Please explain to me why David Letterman, a comedian, is coming under intense scrutiny and fire for making a joke—granted, a bad one.
Want specific examples? Okay, fine. Back in September of last year Jay Leno‘s monologue on the tonight show included this joke:
“Governor Palin announced over the weekend that her 17-year-old unmarried daughter is five months pregnant. And you thought John Edwards was in trouble before! Now he has really done it.”
So, where was the outcry then? Leno’s joke has all the same elements. Underage girl being impregnated by a much older man (middle-aged in this case). Not a peep came out of Fox News, Governor Sarah Palin, the Republican party, etc. The only difference I see is that the big target of the joke was a Democrat. Hmm….
Meanwhile anyone who criticizes Bill O’Reilly or any of the other pundits that are spewing all sorts of volume-raising rhetoric towards their viewers are off-limits. We’re told that’s all freedom of speech. Bill and crew are free to call anyone the anti-Christ, reference Adolf Hitler, call them murderers, executioners, suggest someone should be killed, etc. We’re told that anyone who acts in response to any of these comments does so without having any culpability placed back on the speaker.
Governor Palin wants us to believe, and supporters have agreed, that Letterman’s comments are damaging and open the door to making it okay for grown men to carry out acts of pedophilia or to otherwise attack or denigrate women or girls.
So let me get this straight. A comedian telling a bad joke carries the responsibility of how his words are perceived and acted on while people who are professionals in political and social discourse are exempted when their words may, or even can be shown to, have incited heinous actions or crimes? If Letterman’s joke can spur pedophiles on to rape surely Bill O’Reilly’s calling Dr. Tiller an executioner and other slurs (42 times) can spur viewers on to equally unlawful actions. Letterman’s comment was a joke while political pundits often present their comments with heavy-handed emotion. Which is more likely to elicit an actionable response?
To get back to the Letterman issue specifically. I was quite impressed with the apology that he offered Governor Palin. He went on, quite a while, in explaining that it was a joke he shouldn’t have made and that his intent didn’t matter—that it was the perception people took away from it that mattered and he apologized genuinely about it. Governor Palin accepted his apology but not before taking some final shots at his words and their possible impact.
Again, I want to know where she was when all these other statements were made by people in her party. I also ask that anyone that considers Bill O’Reilly genuine compare Letterman’s apology to the one O’Reilly offered to CNN—an apology that started off with bragging about how rare he does so, included direct character attacks against Rick Sanchez, continued on with justifications and concluded with a plug for an upcoming segment that would essentially suggest that he was justified in everything he was supposedly apologizing for. Add to the fact that this “apology” included a flat-out lie right in the middle of it.

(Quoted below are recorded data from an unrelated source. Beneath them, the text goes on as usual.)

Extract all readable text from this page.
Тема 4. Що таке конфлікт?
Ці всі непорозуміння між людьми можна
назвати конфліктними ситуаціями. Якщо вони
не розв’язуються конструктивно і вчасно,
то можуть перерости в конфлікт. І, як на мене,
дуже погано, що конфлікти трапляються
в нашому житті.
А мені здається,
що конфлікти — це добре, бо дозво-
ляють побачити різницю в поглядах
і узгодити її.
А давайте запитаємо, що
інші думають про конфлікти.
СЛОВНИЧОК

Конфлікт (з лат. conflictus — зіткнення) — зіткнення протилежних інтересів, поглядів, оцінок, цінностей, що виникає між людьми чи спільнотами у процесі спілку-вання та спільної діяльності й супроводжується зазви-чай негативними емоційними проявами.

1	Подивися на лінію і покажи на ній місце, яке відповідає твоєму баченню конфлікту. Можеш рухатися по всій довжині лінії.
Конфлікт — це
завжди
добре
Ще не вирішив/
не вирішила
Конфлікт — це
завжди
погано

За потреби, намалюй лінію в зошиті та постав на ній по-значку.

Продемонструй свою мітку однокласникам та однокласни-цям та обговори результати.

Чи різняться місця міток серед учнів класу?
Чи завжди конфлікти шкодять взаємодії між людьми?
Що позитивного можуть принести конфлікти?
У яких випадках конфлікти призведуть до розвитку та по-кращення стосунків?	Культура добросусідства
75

I’m done being conciliatory towards supporters of Bill O’Reilly or any of the other fear and hate peddlers on Fox News or conservative radio (or anywhere else for that matter). When, for example, is Sean Hannity going to apologize for telling his audience:
“There are things in life worth fighting and dying for, and one of ’em is making sure” that Pelosi “doesn’t become the speaker.”
Either we believe that Free Speech means free speech without any recrimination or we don’t. People cannot have it both ways.
There are essentially two areas that concern me with free speech. One is the moral issue and the other is about the legal implications. In thinking about this it’s the moral responsibility that concerns me most. The legal ones are fairly well defined. Slander and libel have clear definitions and there are other less clear legal limitations to entirely free speech. In other words, we don’t have total free speech in this country. There are legal limits. On the legal side, if it’s illegal to cheer on a rapist, should it not also be illegal to knowingly and willingly engage in speech that crosses the line? Remember, the right to bear arms doesn’t mean you have the right to shoot anyone you want. Why should the right to free speech mean that you have the right to verbally assault anyone you want without repercussions?
That said, it’s the moral angle that I believe needs to be considered here. When someone openly tells millions of listeners or viewers that it’s okay to go ahead and kill someone (certainly Hannity wasn’t suggesting someone die trying to vote Nancy Pelosi out of office) I believe the moral implications should come down heavily on such incidents. Those engaging in these sorts of attacks should not be supported by us. They should not be condoned. Such morally questionable actions should be met with outrage and indignation. At the least these people should feel compelled to apologize to the rest of us for their actions. In the cases mentioned above it’s my feeling that these people should be fired and the networks employing them compelled to distance themselves from them or, likewise, face their own backlash.
The longer we allow these messages of hate to continue unchecked the more damage we’ll have to undo.